If Blanks doesn’t play in Hawaii he’ll likely visit Dr. Andrews again. “If he wants to do surgery we’ll do it and get it over with and get started on the next phase,” Blanks said. “That’s all we can do.”
Timber at Arcadian
If you have driven by or played Arcadian Shores Golf Club recently you’ve undoubtedly noticed that a number of trees have been cut down.
They are the first stage of a large tree removal project that is expected to continue through February and is designed to improve the golf course’s conditioning and playability.
The course is managed by National Golf Management, and Max Morgan, the company’s vice president of agronomy, said approximately 150 trees have been taken down and the plan is to eliminate about 1,200 trees – largely pine and gum trees that are impeding play, air flow and the growing of grass.
Morgan said the company hopes to retain the minimal number of live oaks on the property, which is less than a half mile from the ocean.
“There’s a lot of work to do at the course,” Morgan said. “We’re heading in the right direction. It’s going to take a lot of work to get there. It looks a lot different with the trees down and it will look a lot better when we’re done. It will make for better turf and better golf.”
If the project isn’t complete by March 1 it will likely be suspended until the spring golf season is complete. The course will remain open during the project.
The Rees Jones design opened in 1974 and many trees on the layout have become much larger and more invasive.
About 120 trees have been taken down on the 10th hole, which now has a wider landing area off the tee on the right side, and others have been taken down around the 17th and 18th, which has had a narrow tee shot because of encroaching trees. Morgan is also hoping to improve grass growth on the teeing areas of 11, 12 and 17.

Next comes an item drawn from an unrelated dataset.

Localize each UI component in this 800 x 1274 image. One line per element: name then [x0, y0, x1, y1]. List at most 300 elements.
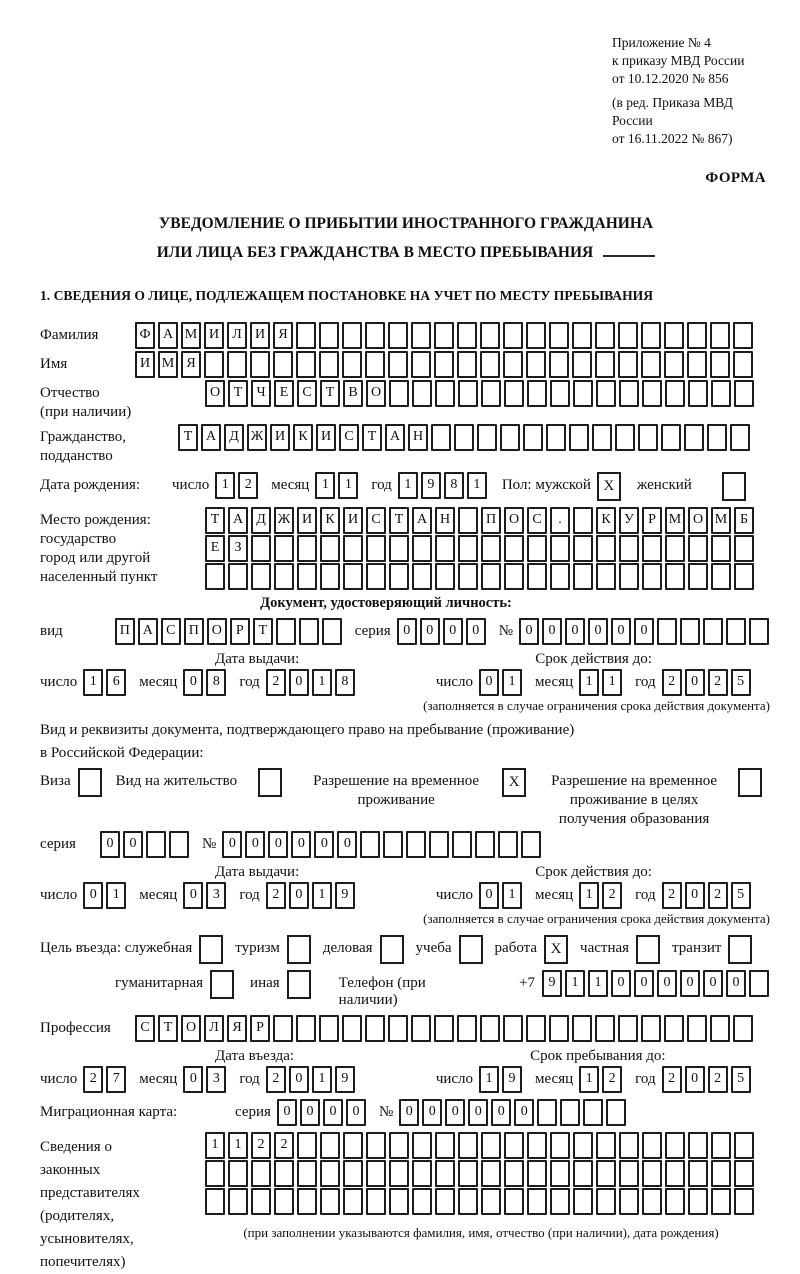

The outside edges of some fairway bunkers have disappeared into the trees, and those areas will be cleared and sprinkler heads will be added to grow grass on the sides of bunkers and outskirts of fairways.
Morgan said National Golf Management is looking at more improvements at Arcadian Shores including installing ultradwarf Bermuadagrass on greens and repairing cart paths.
The work could be a precursor to Jones’ restoration project that has been discussed though hasn’t been scheduled. Jones’ tree expert was consulted before the tree removal project began.
Ladner added to staff
National Golf Management has hired Susan Ladner as its corporate controller. She has served in a similar position at the four-course St. James Plantation in Southport, N.C., which is managed by Troon Golf, a company that owns and operates numerous golf clubs in 31 states and 23 countries.
She has also had accounting positions in the hospitality, restaurant and printing industries over 15 years, with a particular emphasis on consolidating and streamlining financial systems. Ladner replaces former Ocean Ridge Plantation chief financial officer Brent Wise, who had a short stint with the company.
She will safeguard National Golf Management assets including its 22 owned and managed courses, golf packaging interests and merchandise.
Area pros on hiatus
The Areas Pros feature chronicling the weekly results of touring pros on the Grand Strand is not included in Tuesday’s paper because there were no events last week during the holidays. It will return next Tuesday.